A skilled scientist and an adept project manager, Minh has had great successes in her long career, and yet surface reclamation projects are going poorly and losing the support from the banking companies that control the world’s finances necessary to for those projects to continue. She fears nothing more than her beloved Calgary will be abandoned and surface reclamation will cease. Her assistant, Kiki, one of the delights of the book, has a different perspective. She’s young, smart, ambitious, at the beginning of her life and career, and is desperate to succeed. When she finds the chance to become involved in a crazy, exciting new project she grabs it with both hands, taking shocking action that I don’t want to spoil, but it’s powerful.
The new project involves mounting a team to map the Tigris and Euphrates river systems, to closely examine them, collect data and use that data as the baseline for restoring the system. To do this, Minh, Kiki, and Minh’s associate Hamid must travel back in time 4500 years to a point when the river systems were largely unaffected by human activity. The explanation Kelly provides for time travel is fairly consistent and logical, though by story’s end I did have a question or two. Those questions matter little though when compared to the rich, engaging story she has told. The three time travellers, and a company tour guide are all convincingly and well-drawn, the story never lets up, and the human and scientific extrapolation is fascinating.

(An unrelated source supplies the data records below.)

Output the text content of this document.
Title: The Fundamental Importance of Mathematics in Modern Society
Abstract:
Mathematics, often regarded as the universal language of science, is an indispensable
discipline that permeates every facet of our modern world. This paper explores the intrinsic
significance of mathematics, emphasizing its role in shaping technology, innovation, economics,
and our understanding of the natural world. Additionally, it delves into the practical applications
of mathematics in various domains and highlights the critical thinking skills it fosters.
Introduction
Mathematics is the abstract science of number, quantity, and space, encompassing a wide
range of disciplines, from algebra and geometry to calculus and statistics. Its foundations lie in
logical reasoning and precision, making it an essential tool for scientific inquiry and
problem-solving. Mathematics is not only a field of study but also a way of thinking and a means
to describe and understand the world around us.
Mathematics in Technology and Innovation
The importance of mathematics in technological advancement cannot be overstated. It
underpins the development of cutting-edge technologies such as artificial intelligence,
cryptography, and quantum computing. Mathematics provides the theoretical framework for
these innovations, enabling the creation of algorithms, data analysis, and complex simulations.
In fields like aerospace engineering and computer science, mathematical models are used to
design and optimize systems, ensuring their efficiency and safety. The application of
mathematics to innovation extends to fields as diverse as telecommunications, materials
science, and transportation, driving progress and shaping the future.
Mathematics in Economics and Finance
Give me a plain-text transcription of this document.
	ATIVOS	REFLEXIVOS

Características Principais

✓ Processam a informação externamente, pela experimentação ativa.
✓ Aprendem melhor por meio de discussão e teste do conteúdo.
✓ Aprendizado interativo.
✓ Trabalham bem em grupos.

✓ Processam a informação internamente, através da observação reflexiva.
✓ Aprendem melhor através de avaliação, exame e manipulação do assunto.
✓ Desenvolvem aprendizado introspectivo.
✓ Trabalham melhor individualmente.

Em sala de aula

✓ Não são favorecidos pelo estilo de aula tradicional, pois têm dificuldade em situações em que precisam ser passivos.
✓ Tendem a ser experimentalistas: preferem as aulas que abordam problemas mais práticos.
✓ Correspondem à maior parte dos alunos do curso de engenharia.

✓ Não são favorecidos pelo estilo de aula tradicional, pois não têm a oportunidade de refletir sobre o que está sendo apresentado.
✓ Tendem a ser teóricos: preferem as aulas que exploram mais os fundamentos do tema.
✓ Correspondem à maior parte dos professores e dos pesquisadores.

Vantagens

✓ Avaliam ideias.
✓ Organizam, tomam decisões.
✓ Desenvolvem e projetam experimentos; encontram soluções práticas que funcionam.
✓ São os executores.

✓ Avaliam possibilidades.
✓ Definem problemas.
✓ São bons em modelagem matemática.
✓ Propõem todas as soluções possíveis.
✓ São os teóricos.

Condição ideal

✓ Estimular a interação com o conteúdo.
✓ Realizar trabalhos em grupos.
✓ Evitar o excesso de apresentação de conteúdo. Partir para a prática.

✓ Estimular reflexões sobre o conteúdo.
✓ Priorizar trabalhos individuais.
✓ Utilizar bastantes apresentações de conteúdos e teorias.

The cover copy talks about merging time travel with climate fiction and historical fantasy, all of which is fair. The story is much more alive, though. Rich, nuanced characters, deeply compelling story, and a powerfully conceived world make Gods, Monsters and the Lucky Peach one of the best novellas of recent times, one of the highlight books of 2018, and something to look for on awards ballots come 2019. It also removes any doubt about one simple fact. Kelly Robson is one of the best, most exciting and most complete new storytellers working today. I can’t wait to see what she does next.
It is thanks to your two hundredth eighty-third podcast that I too have come to share your opinion of Ms Robson. I have since read nearly everything she has published.
Sadly one of her very best stories (“The Gladiator Falls”) is only available to the citizens resident wherever Ian Fleming’s intellectual property is in the public domain (i.e. Canada).